First- line hormone therapy for 3 months failed in 7 of 8 patients, but secondary response was seen in 5 of 7 patients with receiving the protocol treatment for 3 more months. This result is in consistent with Wheeler et al recommendation that a minimum of 6 months treatment is required. There are high affinity receptors for GnRHa in carcinoma of endometrium.[21] GnRHa has been used adjunctively to progestins as a second- line therapy with successful fertility preserving treatment.[6] We achieved a complete response for 2 patients by adding GnRHa to megestrol acetate. However, with small sample size in the current study, caution must be applied, and further well designed randomized controlled trials should be done.

In our series, 3 patients (42.8%) with complete response had recurrence. Two of three patients experienced recurrences within approximately one year after the completion of their treatment. These findings are not consistent with those of Srkalovic et al who found 51% recurrence after 3 years.[22] In the present study two of three responders with recurrence conceived. Therefore presence of recurrence does not prevent patients to conceive.
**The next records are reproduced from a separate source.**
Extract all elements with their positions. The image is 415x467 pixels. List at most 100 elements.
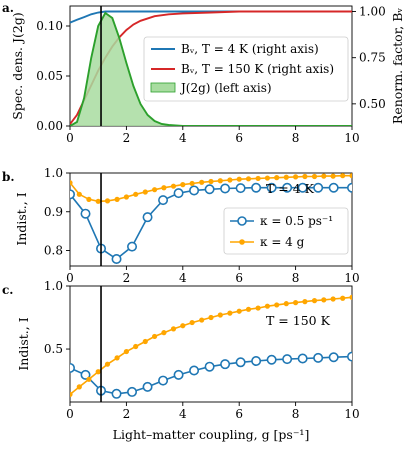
- series-b-0-point-8: [189, 185, 200, 196]
- series-b-1-point-30: [349, 173, 352, 179]
- panel-a-yticks: 0.00 0.05 0.10: [36, 19, 70, 133]
- series-b-0-point-4: [127, 241, 138, 252]
- series-c-0-point-12: [251, 356, 262, 367]
- series-c-1-point-19: [245, 306, 252, 312]
- series-b-0-point-6: [158, 195, 169, 206]
- series-b-1-point-2: [86, 196, 92, 202]
- series-c-1-point-17: [227, 310, 233, 316]
- panel-a-ylabel-right: Renorm. factor, Bᵥ: [390, 8, 405, 125]
- series-b-0-point-10: [220, 183, 231, 194]
- panel-c-ylabel: Indist., I: [16, 317, 31, 370]
- series-c-0-point-13: [266, 354, 277, 365]
- panel-a-ytick-right-label-2: 1.00: [359, 5, 386, 19]
- series-b-0-point-0: [70, 189, 75, 200]
- series-b-0-point-12: [251, 182, 262, 193]
- panel-b-legend-box: [223, 207, 349, 255]
- panel-c-yticks: 0.5 1.0: [44, 279, 70, 356]
- panel-b-xtick-label-1: 2: [123, 271, 131, 285]
- series-c-0-point-7: [173, 369, 184, 380]
- panel-a-ytick-label-1: 0.05: [36, 69, 63, 83]
- series-c-1-point-6: [123, 348, 129, 355]
- panel-b-annotation: T = 4 K: [266, 181, 315, 196]
- panel-b-xtick-label-4: 8: [292, 271, 300, 285]
- panel-a-legend-box: [143, 36, 349, 102]
- series-c-1-point-8: [142, 338, 148, 345]
- series-c-1-point-25: [302, 299, 308, 305]
- series-b-1-point-3: [95, 198, 101, 204]
- series-b-0-point-11: [235, 183, 246, 194]
- panel-b: b. 0 2 4 6 8 10 0.80.91.0 Indist., I T = 4 K …: [2, 166, 360, 285]
- panel-a-xtick-label-3: 6: [235, 131, 243, 145]
- panel-a-xtick-label-4: 8: [292, 131, 300, 145]
- series-c-0-point-8: [189, 365, 200, 376]
- series-b-1-point-18: [236, 176, 242, 182]
- panel-a-xtick-label-1: 2: [123, 131, 131, 145]
- series-b-1-point-28: [330, 173, 336, 179]
- panel-b-xtick-label-3: 6: [235, 271, 243, 285]
- series-b-1-point-12: [180, 182, 186, 188]
- series-c-1-point-20: [255, 305, 261, 311]
- panel-c-xlabel: Light–matter coupling, g [ps⁻¹]: [113, 427, 310, 442]
- panel-a-ytick-label-0: 0.00: [36, 119, 63, 133]
- series-c-0-point-0: [70, 362, 75, 373]
- series-b-1-point-14: [199, 179, 205, 185]
- series-b-1-point-5: [114, 196, 120, 202]
- series-c-1-point-2: [86, 376, 92, 382]
- panel-b-ylabel: Indist., I: [14, 192, 29, 245]
- series-c-0-point-5: [142, 381, 153, 392]
- panel-a-yticks-right: 0.50 0.75 1.00: [352, 5, 386, 111]
- panel-b-plot-area: [70, 173, 352, 266]
- series-b-0-point-5: [142, 212, 153, 223]
- panel-b-xtick-label-5: 10: [344, 271, 359, 285]
- series-c-1-point-27: [321, 297, 327, 303]
- legend-marker-kappa-4g: [239, 239, 245, 245]
- series-c-1-point-23: [283, 301, 289, 307]
- series-b-1-point-21: [264, 175, 270, 181]
- legend-entry-bv-4k: Bᵥ, T = 4 K (right axis): [181, 42, 319, 56]
- panel-c-xtick-label-3: 6: [235, 407, 243, 421]
- series-b-1-point-20: [255, 175, 261, 182]
- series-c-1-point-30: [349, 294, 352, 300]
- panel-a: a. 0 2 4 6 8 10 0.00 0.05 0.10 0.50 0.75 1.00 Spe…: [2, 1, 405, 145]
- series-b-1-point-10: [161, 185, 167, 191]
- panel-a-ylabel: Spec. dens. J(2g): [10, 12, 25, 119]
- series-b-1-point-6: [123, 194, 129, 200]
- panel-b-frame: [69, 172, 353, 267]
- series-c-1-point-9: [152, 333, 158, 340]
- panel-a-xtick-label-0: 0: [66, 131, 74, 145]
- series-b-1-point-24: [293, 174, 299, 180]
- panel-c-ytick-label-0: 0.5: [44, 342, 63, 356]
- panel-b-xtick-label-0: 0: [66, 271, 74, 285]
- series-c-0-point-18: [347, 351, 352, 362]
- series-c-1-point-28: [330, 296, 336, 302]
- panel-c-plot-area: [70, 286, 352, 402]
- panel-b-xticks: 0 2 4 6 8 10: [66, 266, 360, 285]
- panel-a-plot-area: [70, 6, 352, 126]
- series-b-1-point-25: [302, 173, 308, 180]
- series-b-0-point-1: [80, 208, 91, 219]
- series-b-1-point-26: [311, 173, 318, 180]
- series-c-1-point-24: [293, 300, 299, 306]
- series-b-0-point-3: [111, 254, 122, 265]
- series-c-0-point-14: [282, 354, 293, 365]
- series-c-0-point-11: [235, 357, 246, 368]
- series-c-1-point-4: [104, 361, 111, 367]
- series-c-1-point-11: [170, 326, 177, 332]
- series-b-1-point-4: [104, 198, 111, 204]
- series-c-0-point-10: [220, 359, 231, 370]
- series-b-1-point-17: [227, 177, 233, 183]
- panel-c-xtick-label-2: 4: [179, 407, 187, 421]
- series-b-1-point-15: [208, 178, 214, 185]
- series-c-1-point-5: [114, 355, 120, 361]
- series-b-1-point-7: [133, 191, 139, 197]
- series-c-1-point-14: [199, 317, 205, 323]
- series-b-1-point-29: [340, 173, 346, 179]
- legend-entry-bv-150k: Bᵥ, T = 150 K (right axis): [181, 62, 334, 76]
- legend-entry-kappa-05: κ = 0.5 ps⁻¹: [260, 214, 333, 228]
- panel-c-xtick-label-0: 0: [66, 407, 74, 421]
- legend-entry-j2g: J(2g) (left axis): [179, 81, 272, 95]
- series-c-0-point-4: [127, 386, 138, 397]
- panel-c-ytick-label-1: 1.0: [44, 279, 63, 293]
- series-a-2-area: [70, 13, 352, 126]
The concern is the high potential for synchronous ovarian carcinoma in young patients with endometrial cancer on fertility sparing treatment. We encountered one patient with synchronous ovarian carcinoma among four patients undergoing hysterectomy. In some studies coexisting ovarian malignancy has been reported.[23],[24] We suggest careful assessment of the ovaries with diagnostic laparoscopy before conservative treatment. Limitation of our study are the small size of patients and performing blind endometrial sampling by D&C.
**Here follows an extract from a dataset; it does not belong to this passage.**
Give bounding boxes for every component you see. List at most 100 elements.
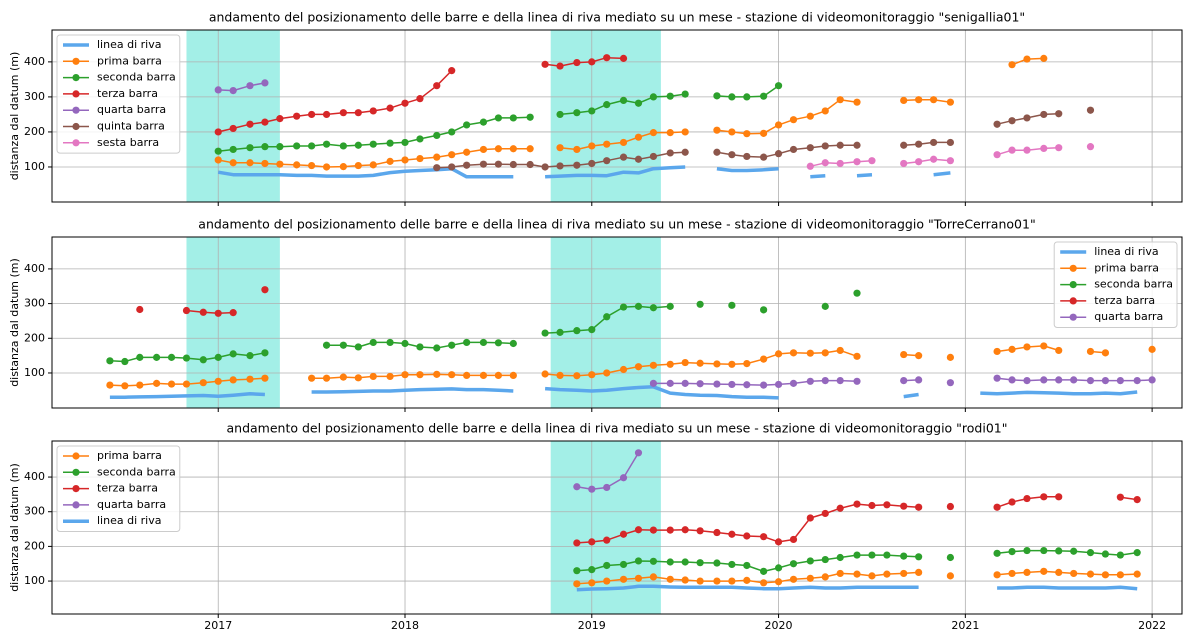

In conclusion, our findings revealed that the majority of patient with clinical radio-graphic FIGO stage IA G1 endometrioid adenocarcinoma confined to endometrium who underwent fertility sparing treatment had a response. In addition in patients whose tumors recurred, pregnancy was achieved and extrauterine extension was not found, however, close follow- up is required because of the substantial rate of recurrence. We do suggest that therapy for 3 months is insufficient and should not be tried. It is important that the patient is well informed and carefully counseled regarding the risks of conservative treatment.